During Pre-Flight Check, Engineers Discover An Owl Taking A Nap In The Plane’s Engine
Owls have long had a reputation for being wise. The myth dates all the way back to the ancient Greek goddess Athena, the virgin goddess of wisdom, who was represented or accompanied by an owl. It is also thought that their large, all-seeing eyes and solemn face have also contributed to their sagacious aura, although in India it is actually quite the opposite and they are considered a symbol of foolishness, ugliness and misfortune.
This owl, while seemingly not very wise, is definitely not without fortune! During pre-flight checks on a Virgin Australia Boeing 737-800 at Melbourne Airport, engineers came across the bird nestled cozily inside one of the engines, blissfully unaware of the fate that could’ve befallen him. This is a great example of the importance of pre-flight checks!
“The cute little guy was found during our pre-flight checks which is a good reminder of why we do them,” Virgin Australia explained. “Our team of engineers rescued it and it was checked out before being safely released back into the wild.”
Birds and aviation don’t exactly get along, with our giant planes giving any unfortunate birds sharing the skies nearby no chance of surviving an impact.

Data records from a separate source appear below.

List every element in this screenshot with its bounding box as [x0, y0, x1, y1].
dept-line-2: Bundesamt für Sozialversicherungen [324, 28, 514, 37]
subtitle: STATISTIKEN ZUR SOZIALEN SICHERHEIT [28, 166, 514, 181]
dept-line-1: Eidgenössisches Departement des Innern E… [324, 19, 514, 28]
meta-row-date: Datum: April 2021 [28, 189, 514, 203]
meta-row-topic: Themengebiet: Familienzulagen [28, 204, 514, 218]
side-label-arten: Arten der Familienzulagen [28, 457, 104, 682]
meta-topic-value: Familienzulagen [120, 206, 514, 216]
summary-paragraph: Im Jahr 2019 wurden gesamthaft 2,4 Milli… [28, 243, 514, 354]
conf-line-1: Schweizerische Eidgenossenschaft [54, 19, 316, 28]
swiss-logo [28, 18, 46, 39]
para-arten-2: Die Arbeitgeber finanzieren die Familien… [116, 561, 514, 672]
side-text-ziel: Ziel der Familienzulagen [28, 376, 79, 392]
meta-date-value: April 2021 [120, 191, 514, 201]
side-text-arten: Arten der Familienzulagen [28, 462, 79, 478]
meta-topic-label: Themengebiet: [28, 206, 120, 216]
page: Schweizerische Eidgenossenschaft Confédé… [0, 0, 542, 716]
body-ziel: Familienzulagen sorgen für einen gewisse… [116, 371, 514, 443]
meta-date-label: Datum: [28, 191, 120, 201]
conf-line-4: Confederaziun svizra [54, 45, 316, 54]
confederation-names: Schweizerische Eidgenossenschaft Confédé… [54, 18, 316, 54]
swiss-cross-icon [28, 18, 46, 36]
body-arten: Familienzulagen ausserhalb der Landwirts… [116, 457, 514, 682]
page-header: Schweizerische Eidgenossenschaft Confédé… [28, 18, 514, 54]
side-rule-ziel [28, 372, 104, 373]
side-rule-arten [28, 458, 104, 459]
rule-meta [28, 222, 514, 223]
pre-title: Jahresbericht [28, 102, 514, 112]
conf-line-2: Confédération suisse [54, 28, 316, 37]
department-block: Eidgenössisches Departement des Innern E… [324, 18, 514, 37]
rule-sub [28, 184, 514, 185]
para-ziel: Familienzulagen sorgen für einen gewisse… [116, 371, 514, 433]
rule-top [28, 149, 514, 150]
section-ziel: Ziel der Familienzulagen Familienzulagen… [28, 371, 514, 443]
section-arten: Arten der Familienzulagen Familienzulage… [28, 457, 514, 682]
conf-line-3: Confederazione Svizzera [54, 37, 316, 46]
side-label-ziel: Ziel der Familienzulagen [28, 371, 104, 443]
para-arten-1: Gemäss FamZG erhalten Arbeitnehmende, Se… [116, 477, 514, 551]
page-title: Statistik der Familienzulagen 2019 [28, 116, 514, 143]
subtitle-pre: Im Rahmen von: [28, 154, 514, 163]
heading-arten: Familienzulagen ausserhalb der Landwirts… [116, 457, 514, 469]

Bird strikes are actually a common occurrence and happen pretty much every day, and while most of the strikes happen without consequence (except to the birds of course), they can result in damage to the aircraft in a small percentage of cases. Sometimes bird strikes can even result in fatal accidents, 229 lives have been lost since 1988 due to planes and birds tangling with each other. Remember the US Airways plane that was heroically landed on the Hudson River in 2009? It was brought down by a double engine failure caused by multiple bird strikes.
Although we do love our feathered friends dearly, the further that they are kept away from us while we try to fly, the better for everyone involved!